Jessica lives in Eveleth, Minnesota, you see. Up on the Iron Range. Life without Bon Jovi would not be worth living to Jessica. It goes without saying that she has purchased every Bon Jovi album and video in existence, not to mention the Bon Jovi posters that cover every wall of her bedroom and the 556 Bon Jovi photos that she has clipped from teen magazines. (Yes, she keeps count.)
That’s why, even though there was a snow emergency in effect the day before and every local radio station was urging no unnecessary travel, I braved the elements and drove to Met Center through swirling snow to get a plastic wrist bracelet for my left hand. I could not take it off, ticket sellers told me, until the following morning, when all the Bon Jovi fanatics would be lined up according to the numbers on their bracelets and then wait their turn to buy tickets.
I finally made it back to work two hours after I had left, and tried explaining to my colleagues, with all the dignity I could muster, why a purple bracelet adorned my wrist.
The next morning, I was up before six o’clock, just in case the weather was bad.; I had until 7:45 a.m. to make it to Met Center or I would forfeit my place in line. After waiting outside in the bitter cold for 15 minutes, a five-digit number was announced and we were ordered to line up numerically behind that lucky bracelet wearer.
My number placed me about 40th in line. It was my lucky day. I might be able to stave off frostbite after all, I thought.
To my surprise, I noticed that the woman in line behind me also was over the age of 19. Her name was Abby, she said. She was 40 years old and an accounting freelancer. Not your stereotypical rock ‘n’ roller, I keenly observed.

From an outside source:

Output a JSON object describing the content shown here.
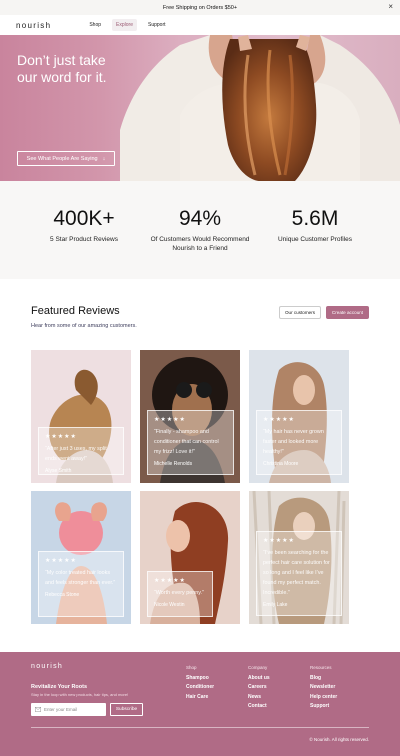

She told me she had been into country music until a year ago, when she went to a Poison concert and got hooked. “Rock ‘n’ roll helps you stay young,” she said, laughing. “The kind of energy you get at a rock ‘n’ roll concert is something you don’t pick up too many other places.” She was planning to taker her 10- and 12-year old sons to the concert, as well as her 28-year-old “rock ‘n’ roll boyfriend.”
I asked her, if necessary, was she willing to stand outside and freeze for a couple of hours in order to get tickets. “Yeah,” she said with a grin, “it’s worth it.”
As the line slowly dwindled, I heard a little voice in my head urging me to buy the maximum of six tickets. “But Jessica’s only taking three friends,” I argued back. “And besides, I’m not about to pay $37 for two more tickets.” Finally, I found myself in front of the ticket booth. “Six tickets, please,” I heard myself saying. Damn that Abby.
When I told my 9-year-old daughter, Erin, that I was taking her to the Bon Jovi concert, she got so excited that she turned all red in the face, then raced to the phone to call all her pals.
Hmmm, I wonder when Guns ‘n’ Roses is coming to town.
POSTSCRIPT: Jess’ love of Bon Jovi is legendary in our family. Five months after that first concert, Erin and I were driving to the local video store when Living On A Prayer by Bon Jovi came on. We turned the radio up and Erin ordered me to drive around for awhile so we could hear the end of the song. As I pulled up in front of the video store, the song was still blasting. Noticing that people were looking at us as they passed by, Erin got embarrassed and asked me to turn the radio down. I asked her, incredulously, “What would Jessica think if I told her that you asked me to turn down a Bon Jovi song?” Erin’s eyes grew wide. “Don’t tell Jess,” she pleaded.